Eglises d'Asie – Inde
Tamil Nadu : après deux mois et demi de fermeture, l’église paroissiale d’Eraiyur a rouvert ses portes malgré des tensions entre castes encore fortes
Publié le 18/03/2010
L’accord qui a permis le retour à une certaine normalité a été conclu sous l’égide de fonctionnaires d’Etat et de représentants du diocèse de Pondichéry-Cuddalore, sur le territoire duquel se trouve la paroisse d’Eraiyur.
Selon le P. Pon Anthonysamy, vicaire général du diocèse de Pondichéry-Cuddalore et prêtre d’origine dalit, il a fallu trois sessions de négociations pour que les représentants des deux communautés parviennent à un accord. A chaque fois, les médiations ont eu lieu en présence du P. Anthonysamy ainsi que celle des autorités civiles du Tamil Nadu. Un comité pour la paix et l’application de l’accord conclu a été mis sur pied par l’archidiocèse ; il a reçu la mission de veiller à ce que les directives de l’évêque du lieu, Mgr Antony Anandarayar, soient appliquées. Il s’agit principalement de garantir aux deux communautés un égal accès à la rue principale du village, qui mène à l’église paroissiale, notamment pour les cortèges funéraires et de mariage ; il est aussi question de n’utiliser qu’un seul char funèbre, placé sous le contrôle exclusif du curé, ainsi que de l’aménagement d’un cimetière unique, où les deux communautés pourront inhumer leurs morts.
Du côté dalit, un des responsables de la communauté, Gnanaprakasam Mathews, s’est déclaré heureux de l’issue du conflit : « Une solution à l’amiable a été trouvée à la plupart de nos demandes », ajoutant qu’il s’attendait à ce que les tensions persistent encore longtemps.

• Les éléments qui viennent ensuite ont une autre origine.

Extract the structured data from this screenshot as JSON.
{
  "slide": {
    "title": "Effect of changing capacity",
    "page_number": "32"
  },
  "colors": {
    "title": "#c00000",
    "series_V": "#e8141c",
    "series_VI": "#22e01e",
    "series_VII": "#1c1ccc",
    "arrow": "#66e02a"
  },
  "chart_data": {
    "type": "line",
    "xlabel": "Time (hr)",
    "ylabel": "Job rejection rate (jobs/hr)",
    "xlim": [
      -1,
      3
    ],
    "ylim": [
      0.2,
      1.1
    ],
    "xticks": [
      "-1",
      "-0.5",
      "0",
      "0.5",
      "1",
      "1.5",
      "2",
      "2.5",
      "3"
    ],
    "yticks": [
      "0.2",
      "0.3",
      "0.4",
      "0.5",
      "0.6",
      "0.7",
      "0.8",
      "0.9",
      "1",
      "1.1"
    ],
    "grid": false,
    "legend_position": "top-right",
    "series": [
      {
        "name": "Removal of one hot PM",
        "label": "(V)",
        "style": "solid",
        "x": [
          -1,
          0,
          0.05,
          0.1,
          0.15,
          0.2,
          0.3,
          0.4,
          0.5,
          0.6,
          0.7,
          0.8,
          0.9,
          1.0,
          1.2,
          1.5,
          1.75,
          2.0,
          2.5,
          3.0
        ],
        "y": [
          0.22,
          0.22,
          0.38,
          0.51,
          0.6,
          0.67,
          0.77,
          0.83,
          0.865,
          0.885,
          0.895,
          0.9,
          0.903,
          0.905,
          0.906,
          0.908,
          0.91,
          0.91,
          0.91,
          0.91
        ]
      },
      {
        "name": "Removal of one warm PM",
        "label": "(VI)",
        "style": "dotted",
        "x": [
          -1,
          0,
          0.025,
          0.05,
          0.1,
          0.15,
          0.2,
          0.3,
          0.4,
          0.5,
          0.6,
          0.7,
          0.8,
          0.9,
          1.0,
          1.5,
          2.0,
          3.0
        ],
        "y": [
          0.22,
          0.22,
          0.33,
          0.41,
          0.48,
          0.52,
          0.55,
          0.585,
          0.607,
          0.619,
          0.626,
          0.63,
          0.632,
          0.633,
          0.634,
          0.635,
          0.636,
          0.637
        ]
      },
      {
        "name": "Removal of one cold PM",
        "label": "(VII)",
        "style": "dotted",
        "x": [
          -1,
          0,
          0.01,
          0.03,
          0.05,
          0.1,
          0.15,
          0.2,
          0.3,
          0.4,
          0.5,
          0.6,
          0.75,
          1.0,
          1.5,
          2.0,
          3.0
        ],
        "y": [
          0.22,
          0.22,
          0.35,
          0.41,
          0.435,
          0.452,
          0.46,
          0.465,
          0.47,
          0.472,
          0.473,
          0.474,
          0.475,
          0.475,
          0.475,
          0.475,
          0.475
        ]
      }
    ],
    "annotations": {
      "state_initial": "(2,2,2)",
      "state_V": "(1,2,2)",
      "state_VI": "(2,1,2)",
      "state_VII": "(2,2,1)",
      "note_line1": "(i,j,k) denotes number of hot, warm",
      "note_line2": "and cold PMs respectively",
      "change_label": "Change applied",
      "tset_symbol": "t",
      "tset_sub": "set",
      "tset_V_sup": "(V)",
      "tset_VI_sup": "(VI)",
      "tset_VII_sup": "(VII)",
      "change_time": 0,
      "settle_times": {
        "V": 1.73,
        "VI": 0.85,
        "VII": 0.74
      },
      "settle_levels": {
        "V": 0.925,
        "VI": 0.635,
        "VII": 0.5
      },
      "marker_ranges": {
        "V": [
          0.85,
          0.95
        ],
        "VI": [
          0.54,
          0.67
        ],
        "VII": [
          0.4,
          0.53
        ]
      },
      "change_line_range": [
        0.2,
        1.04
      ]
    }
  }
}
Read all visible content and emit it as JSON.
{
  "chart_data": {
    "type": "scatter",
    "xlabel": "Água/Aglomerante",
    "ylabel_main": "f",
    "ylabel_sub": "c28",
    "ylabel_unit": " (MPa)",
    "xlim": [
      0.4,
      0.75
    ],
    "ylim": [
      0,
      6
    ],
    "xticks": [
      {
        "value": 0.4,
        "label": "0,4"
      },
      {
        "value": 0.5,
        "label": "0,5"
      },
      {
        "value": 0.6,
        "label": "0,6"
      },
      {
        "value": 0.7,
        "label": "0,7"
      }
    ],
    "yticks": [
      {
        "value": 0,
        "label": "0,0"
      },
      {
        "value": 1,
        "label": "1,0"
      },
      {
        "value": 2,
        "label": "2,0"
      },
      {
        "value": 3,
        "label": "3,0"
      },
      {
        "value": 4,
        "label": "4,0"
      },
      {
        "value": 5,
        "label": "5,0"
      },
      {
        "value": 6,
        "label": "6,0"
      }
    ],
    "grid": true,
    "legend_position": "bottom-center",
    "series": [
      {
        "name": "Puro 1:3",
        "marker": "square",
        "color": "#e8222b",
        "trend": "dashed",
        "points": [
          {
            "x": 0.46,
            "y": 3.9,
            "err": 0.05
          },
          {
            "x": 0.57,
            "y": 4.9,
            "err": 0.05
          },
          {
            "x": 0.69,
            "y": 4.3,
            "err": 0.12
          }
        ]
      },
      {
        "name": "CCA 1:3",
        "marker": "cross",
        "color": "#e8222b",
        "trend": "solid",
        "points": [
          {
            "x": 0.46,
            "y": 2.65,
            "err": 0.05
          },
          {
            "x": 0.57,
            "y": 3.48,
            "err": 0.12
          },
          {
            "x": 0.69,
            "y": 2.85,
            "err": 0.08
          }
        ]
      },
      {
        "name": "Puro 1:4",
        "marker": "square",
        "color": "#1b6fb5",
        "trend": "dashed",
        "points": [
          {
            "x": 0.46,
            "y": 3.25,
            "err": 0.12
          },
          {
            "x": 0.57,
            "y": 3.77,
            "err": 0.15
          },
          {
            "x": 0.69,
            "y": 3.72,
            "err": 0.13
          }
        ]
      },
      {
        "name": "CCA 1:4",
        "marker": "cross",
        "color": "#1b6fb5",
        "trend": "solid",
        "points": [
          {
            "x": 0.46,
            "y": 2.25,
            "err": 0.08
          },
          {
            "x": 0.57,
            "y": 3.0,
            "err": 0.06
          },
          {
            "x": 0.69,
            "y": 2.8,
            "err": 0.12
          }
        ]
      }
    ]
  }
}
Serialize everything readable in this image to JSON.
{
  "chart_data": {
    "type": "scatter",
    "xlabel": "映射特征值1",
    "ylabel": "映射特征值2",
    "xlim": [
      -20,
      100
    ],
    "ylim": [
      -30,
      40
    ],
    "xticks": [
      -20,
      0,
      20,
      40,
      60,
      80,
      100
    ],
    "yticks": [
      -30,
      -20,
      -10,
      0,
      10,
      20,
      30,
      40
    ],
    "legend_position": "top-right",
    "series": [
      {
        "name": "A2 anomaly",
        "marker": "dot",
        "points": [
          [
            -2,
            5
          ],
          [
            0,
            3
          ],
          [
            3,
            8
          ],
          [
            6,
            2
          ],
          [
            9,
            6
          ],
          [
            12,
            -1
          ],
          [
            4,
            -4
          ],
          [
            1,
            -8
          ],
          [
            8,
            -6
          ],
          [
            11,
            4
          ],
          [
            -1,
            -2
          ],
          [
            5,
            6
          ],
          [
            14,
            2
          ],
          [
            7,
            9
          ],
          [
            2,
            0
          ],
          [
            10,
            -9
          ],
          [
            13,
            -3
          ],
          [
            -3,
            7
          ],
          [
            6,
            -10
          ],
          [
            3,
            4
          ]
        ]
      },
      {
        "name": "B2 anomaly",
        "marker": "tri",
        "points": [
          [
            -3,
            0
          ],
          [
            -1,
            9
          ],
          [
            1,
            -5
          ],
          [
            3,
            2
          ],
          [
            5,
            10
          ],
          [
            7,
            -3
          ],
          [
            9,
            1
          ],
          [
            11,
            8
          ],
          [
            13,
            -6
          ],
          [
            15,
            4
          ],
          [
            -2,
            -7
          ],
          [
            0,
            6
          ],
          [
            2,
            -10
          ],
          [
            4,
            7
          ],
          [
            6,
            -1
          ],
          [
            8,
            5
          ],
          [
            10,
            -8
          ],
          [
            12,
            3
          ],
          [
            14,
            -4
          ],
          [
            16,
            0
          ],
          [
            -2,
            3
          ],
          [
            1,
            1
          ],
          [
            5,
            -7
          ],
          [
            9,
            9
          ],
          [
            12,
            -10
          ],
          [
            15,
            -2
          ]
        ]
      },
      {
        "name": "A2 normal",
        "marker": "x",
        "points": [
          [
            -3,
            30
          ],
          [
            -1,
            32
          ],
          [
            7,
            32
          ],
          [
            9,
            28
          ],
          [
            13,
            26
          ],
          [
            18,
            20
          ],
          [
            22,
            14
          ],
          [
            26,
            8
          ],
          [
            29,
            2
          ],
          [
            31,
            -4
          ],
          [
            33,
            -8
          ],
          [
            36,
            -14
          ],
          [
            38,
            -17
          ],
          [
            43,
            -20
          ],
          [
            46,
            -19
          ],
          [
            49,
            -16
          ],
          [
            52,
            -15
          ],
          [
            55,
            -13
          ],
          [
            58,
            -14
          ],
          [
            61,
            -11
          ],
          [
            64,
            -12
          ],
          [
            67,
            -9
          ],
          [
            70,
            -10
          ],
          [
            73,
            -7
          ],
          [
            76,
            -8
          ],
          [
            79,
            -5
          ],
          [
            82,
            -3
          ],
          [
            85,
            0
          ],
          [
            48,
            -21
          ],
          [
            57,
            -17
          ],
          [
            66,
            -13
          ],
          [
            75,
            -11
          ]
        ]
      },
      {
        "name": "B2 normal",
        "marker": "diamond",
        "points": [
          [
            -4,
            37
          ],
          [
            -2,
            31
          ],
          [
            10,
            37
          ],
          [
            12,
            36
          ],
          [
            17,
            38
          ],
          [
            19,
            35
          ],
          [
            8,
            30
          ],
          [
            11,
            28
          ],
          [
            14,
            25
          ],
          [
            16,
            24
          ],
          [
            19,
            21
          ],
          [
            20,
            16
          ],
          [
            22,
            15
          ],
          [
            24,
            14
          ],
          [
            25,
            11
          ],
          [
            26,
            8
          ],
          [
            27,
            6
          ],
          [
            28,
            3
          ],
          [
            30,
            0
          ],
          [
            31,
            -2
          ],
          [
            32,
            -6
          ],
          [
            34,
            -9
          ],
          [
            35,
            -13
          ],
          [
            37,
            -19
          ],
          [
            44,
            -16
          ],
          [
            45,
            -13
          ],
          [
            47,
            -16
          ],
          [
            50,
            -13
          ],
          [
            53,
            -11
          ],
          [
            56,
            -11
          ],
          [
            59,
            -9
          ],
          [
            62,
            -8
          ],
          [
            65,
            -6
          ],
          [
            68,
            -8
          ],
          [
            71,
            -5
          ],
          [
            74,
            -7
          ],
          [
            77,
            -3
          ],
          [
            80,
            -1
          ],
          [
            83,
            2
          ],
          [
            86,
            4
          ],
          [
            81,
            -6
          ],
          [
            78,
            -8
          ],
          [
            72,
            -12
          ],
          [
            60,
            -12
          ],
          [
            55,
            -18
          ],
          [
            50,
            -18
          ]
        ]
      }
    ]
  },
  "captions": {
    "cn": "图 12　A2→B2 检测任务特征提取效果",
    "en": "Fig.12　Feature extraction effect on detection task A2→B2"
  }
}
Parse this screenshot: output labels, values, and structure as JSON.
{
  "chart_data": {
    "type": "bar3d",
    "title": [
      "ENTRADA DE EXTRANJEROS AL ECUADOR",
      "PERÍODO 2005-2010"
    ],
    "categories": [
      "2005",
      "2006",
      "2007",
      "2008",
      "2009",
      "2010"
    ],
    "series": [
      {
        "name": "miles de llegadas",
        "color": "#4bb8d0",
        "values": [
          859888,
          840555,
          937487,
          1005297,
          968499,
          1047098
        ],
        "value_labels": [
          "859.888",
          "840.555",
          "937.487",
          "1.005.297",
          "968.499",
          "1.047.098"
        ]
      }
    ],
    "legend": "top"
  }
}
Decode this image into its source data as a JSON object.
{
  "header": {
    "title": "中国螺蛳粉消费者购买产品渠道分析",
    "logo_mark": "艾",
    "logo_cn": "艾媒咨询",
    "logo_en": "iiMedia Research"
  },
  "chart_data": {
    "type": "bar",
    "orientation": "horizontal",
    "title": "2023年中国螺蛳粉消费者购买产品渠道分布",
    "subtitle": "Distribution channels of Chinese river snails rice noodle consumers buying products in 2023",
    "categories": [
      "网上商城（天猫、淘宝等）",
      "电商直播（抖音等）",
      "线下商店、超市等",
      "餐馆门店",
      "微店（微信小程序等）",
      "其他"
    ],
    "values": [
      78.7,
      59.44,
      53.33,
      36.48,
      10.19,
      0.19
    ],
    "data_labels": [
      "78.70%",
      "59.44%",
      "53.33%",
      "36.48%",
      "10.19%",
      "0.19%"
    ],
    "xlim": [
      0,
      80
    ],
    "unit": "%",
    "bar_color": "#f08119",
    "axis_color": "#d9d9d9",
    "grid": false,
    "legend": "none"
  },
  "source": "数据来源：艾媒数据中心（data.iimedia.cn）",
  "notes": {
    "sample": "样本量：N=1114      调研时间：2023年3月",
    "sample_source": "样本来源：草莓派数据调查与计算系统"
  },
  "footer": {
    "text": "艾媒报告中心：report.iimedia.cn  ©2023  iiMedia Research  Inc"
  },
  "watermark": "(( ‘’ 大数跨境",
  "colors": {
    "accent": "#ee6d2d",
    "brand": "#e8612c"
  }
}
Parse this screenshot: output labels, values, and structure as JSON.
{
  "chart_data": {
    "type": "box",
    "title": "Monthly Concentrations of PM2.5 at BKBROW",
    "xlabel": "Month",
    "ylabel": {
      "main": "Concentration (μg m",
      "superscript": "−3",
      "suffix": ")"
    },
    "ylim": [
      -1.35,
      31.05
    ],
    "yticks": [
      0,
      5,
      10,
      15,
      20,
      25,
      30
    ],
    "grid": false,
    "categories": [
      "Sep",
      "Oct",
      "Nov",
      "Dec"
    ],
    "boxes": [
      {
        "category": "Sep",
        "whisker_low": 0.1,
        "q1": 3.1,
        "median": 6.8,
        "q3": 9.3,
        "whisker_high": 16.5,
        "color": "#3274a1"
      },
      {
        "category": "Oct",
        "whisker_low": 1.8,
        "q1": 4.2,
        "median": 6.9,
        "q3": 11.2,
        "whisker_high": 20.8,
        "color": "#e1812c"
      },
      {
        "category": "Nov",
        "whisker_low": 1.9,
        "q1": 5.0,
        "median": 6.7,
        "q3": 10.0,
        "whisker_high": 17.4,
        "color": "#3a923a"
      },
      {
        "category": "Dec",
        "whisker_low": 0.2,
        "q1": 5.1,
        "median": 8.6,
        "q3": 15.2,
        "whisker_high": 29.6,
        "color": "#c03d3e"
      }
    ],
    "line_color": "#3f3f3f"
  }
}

Du côté des Vanniyars, un des responsables de la communauté, Sathianathan Asirvatham, a déclaré que les Vanniyars acceptaient la solution proposée par l’archidiocèse et que le retour à la paix était une bonne chose. Le 21 mai, signe du retour à la normalité, la paroisse a entamé les célébrations de dix jours habituellement organisées durant le mois de mai en l’honneur de la Vierge Marie ; le vicaire général a émis le souhait que dalits et Vanniyars catholiques participent ensemble à ces célébrations.
Le conflit entre les deux communautés à Eraiyur avait pris une tournure particulièrement grave lorsque le 7 mars dernier, des catholiques dalits avaient commencé un jeûne afin de demander aux autorités ecclésiales et civiles d’intervenir pour faire cesser les discriminations exercées à leur encontre. Des Vanniyars avaient alors attaqué la cherry des dalits (quartier où habitent les dalits). La police était intervenue, faisant usage de ses armes et tuant deux Vanniyars. Les Vanniyars avaient ensuite fermé l’église paroissiale, demandé aux dalits de quitter la paroisse et menacé de se convertir à l’hindouisme. L’archevêque de Pondichéry-Cuddalore était intervenu pour rétablir le calme, mais la tension restait forte. Selon Gnanaprakasam Mathews, les Vanniyars interdisaient aux dalits de s’approvisionner dans leurs magasins et un rien aurait suffi pour que la violence se déchaîne à nouveau.
En Inde, les castes n’existent plus officiellement et la Constitution garantit cette abolition, en faisant un crime de toute discrimination exercée sur la base d’une appartenance de caste. Toutefois, dans de nombreuses régions, notamment en milieu rural, le phénomène de la caste reste vivace et informe toute la vie sociale et privée des personnes. A Eraiyur, le conflit entre dalits et Vanniyars est ancestral, témoignent des responsables de l’Eglise catholique en Inde. En 1955 déjà, la paroisse avait été fermée durant trois mois à la suite d’un conflit similaire à celui de ces derniers mois. Afin de cerner plus précisément l’ampleur de ces phénomènes, le Conseil des évêques catholiques du Tamil Nadu a formé une équipe de trois évêques, qui a reçu la mission de se rendre à Eraiyur pour y étudier la situation ; de plus, chacun des quatorze diocèses du Tamil Nadu devra préparer une liste des paroisses où de semblables tensions existent, des solutions devant être proposées afin de résoudre les problèmes constatés (2).